Jan van Goyen, A Winter Landscape with Skaters and Colf Players on a frozen River near a Windmill. 1630
Jan Josefsz. van Goyen (Leiden, 1596 - 1656, The Hague), A Winter Landscape with Skaters and Colf Players on a frozen River near a Windmill
Oil on panel. 49 x 64 cm; 19 1/4 by 25 1/4 in. Signed and dated lower right: VGOIEN 1630
Auctions
• Sotheby’, Old Master Paintings Evening Sale, Property from the London Residence of Dimitri Mavrommatis. 5 December 2007, 7:00 PM GMT.Estimate 200,000 - 300,000 GBP; Lot sold 264,500 GBP
Catalogue Note
Dated 1630, this is an extremely rare example of a winter landscape by Van Goyen from the years 1628-38 and illustrates his immediate mastery of the genre, and it is therefore surprising that he spent much of the 1630s concentrating on river landscapes, dune landscapes and village scenes, only returning properly to the winter landscape in 1638. His several winter landscapes from that year are, however, clearly indebted to the present work, painted eight years earlier; compare, for example, with his 1638 work formerly with De Boer, Amsterdam,1 or with another from that year in Leiden, Stedelijk Museum de Lakenhal.2 Similarities between the latter and the present work are not merely compositional; as is often the case in his oeuvre, several motifs are repeated, most obviously the skater with the red jacket in the foreground who appears in the Lakenhal picture in reverse. Van Goyen spent much of the 1620s still heavily influenced by Esaias van de Velde, under whom he had studied in 1618-19. In 1627 he broke away from the example of his master and his works after this date show a new maturity which marks the beginning of his own individual style. His winter landscapes of the 1620s are characterised, like Van de Velde's, by a composition cluttered with figures, buildings and trees. With this painting however, dated 1630, Van Goyen propels the genre into the new decade. After this work his winter landscapes, and those of many of his peers, are dominated by a huge, overpowering sky (which here takes up over three-quarters of the composition) and the landscape itself is opened up so creating a greater sense of spatial depth. Of particular interest in this work is the presence of numerous underdrawings and pentimenti, on and around the figures. During his travels Van Goyen filled several sketchbooks with rapid studies of landscapes, buildings, animals and figures, which he would then use as the basis for elements in his oil paintings. The liberally, and often wildly, executed pencil marks that characterize this work are typical of Van Goyen's approach to drawing from this date onwards, where previously he had been far more meticulous. Both in terms of composition and technique, this panel should therefore be considered an important transitional work marking the beginning of the artist's maturity.
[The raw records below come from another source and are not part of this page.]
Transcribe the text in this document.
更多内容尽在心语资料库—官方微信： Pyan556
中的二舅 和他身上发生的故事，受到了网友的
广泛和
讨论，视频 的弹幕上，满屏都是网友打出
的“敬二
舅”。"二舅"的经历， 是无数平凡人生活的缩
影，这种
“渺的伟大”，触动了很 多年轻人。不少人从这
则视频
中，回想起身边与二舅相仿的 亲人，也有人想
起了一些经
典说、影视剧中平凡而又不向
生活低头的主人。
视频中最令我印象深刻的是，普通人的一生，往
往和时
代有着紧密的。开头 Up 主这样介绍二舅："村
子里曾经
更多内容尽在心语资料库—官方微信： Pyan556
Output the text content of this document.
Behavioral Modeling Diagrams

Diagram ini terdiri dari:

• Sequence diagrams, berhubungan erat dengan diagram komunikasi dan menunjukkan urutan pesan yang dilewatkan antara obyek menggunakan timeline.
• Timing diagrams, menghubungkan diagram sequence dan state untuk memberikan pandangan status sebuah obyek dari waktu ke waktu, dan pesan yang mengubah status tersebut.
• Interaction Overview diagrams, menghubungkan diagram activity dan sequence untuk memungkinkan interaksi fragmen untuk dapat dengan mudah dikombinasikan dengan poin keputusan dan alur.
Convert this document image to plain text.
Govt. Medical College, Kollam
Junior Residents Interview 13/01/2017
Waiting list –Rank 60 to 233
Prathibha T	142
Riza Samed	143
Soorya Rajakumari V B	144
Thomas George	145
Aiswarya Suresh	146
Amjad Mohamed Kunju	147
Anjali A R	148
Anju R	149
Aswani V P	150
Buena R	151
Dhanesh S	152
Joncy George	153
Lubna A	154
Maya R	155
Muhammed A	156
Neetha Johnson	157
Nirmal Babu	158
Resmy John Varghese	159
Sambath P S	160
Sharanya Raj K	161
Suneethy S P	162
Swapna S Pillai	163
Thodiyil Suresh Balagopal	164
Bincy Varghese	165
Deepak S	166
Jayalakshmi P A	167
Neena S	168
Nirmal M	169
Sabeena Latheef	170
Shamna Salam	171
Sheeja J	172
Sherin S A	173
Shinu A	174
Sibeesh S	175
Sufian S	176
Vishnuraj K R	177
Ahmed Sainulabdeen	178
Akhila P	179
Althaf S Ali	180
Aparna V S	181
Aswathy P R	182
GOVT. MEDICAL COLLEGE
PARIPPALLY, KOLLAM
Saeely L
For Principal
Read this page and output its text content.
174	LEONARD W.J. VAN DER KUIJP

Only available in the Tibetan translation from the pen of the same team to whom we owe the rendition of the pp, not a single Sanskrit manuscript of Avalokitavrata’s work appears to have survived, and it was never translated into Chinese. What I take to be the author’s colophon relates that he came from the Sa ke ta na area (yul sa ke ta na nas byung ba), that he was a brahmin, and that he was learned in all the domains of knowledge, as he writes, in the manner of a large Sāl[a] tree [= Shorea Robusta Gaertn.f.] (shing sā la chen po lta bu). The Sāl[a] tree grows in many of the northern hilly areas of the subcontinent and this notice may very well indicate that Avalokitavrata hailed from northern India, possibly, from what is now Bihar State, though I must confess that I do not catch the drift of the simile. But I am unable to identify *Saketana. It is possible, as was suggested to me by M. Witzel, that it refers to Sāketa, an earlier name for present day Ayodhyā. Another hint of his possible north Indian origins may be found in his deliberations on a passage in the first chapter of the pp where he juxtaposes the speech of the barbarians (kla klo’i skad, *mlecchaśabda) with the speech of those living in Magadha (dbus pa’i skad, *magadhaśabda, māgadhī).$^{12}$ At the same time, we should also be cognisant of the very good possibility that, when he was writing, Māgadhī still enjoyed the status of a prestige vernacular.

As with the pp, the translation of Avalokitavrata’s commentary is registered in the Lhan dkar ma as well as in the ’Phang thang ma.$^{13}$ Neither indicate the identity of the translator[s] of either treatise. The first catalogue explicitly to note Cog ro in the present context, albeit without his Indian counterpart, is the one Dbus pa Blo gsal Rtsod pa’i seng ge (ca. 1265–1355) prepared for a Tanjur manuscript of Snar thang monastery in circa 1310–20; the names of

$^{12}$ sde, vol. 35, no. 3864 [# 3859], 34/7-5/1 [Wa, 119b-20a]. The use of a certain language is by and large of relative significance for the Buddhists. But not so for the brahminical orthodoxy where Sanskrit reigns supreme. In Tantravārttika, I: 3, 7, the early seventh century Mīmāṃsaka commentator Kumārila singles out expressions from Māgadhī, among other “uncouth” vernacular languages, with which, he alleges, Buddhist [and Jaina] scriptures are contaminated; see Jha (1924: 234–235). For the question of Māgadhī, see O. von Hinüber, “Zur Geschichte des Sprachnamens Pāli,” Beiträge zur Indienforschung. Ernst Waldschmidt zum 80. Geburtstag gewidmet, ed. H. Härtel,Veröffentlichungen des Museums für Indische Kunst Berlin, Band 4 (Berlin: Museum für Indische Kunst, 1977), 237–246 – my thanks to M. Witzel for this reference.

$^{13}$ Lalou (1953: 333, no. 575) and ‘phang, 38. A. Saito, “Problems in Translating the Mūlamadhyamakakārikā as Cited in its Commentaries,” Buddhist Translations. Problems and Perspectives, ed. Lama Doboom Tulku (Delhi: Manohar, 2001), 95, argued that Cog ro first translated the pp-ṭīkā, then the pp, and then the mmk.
1. See H.-U. Beck, under Literature, p. 26, no. 52, reproduced. 2. See C. Vogelaar et al., Jan van Goyen, exhibition catalogue, Leiden and Zwolle 1996, p. 104, no. 20, reproduced.
Provenance
Douairière d'Hoop van Alstein; His deceased sale, Ghent, Predhom, 26 july 1849, lot 109 (90 francs to Forent); J.V. van Bever; His sale, Brussels, Le Roy, 10 March 1884, lot 29; Anonymous sale, Cologne, Heberle, 28 June 1890, lot 31 (2000 DM); Edmond Huybrechts; His deceased sale, Antwerp, Le Roy, 12 May 1902, lot 84 (8,100 francs to Sedelmeyer); Marquise de Ganay; Her sale, Paris, Galerie George Petit, 8-10 May 1922, lot 49 (42,000FF); Private collection; Anonymous sale ("The Property of a Gentleman"), London, Sotheby's, 7 July 1993, lot 45; With Richard Green, London, from whom acquired by the present owner.
Exhibited
• Paris, Galerie Charles Sedelmeyer, 1902, no. 16;
• London, Richard Green, Important Old Master Paintings, 1994, no. 6;
• London, Richard Green, Jan Van Goyen, 1996, no. 9.
Literature
• T. von Frimmel, "Bemerkungen über den polychromen Frühstil des Jan van Goyen", in Blätter für Gemäldekunde, vol. II, 1905, pp. 71-76, cat. no. 4;
• C. Dreyfus, Les Arts, 1909, p. 4, no. 96;
• C. Hofstede de Groot, A Catalogue Raisonné..., vol. VIII, London 1927, p. 300, no. 1189;
• H.-U. Beck, Jan van Goyen 1596-1656, vol. II, Amsterdam 1973, p. 24, cat. no. 47;
• H.-U. Beck, Jan van Goyen, exhibiton catalogue, London 1996, no. 9, reproduced.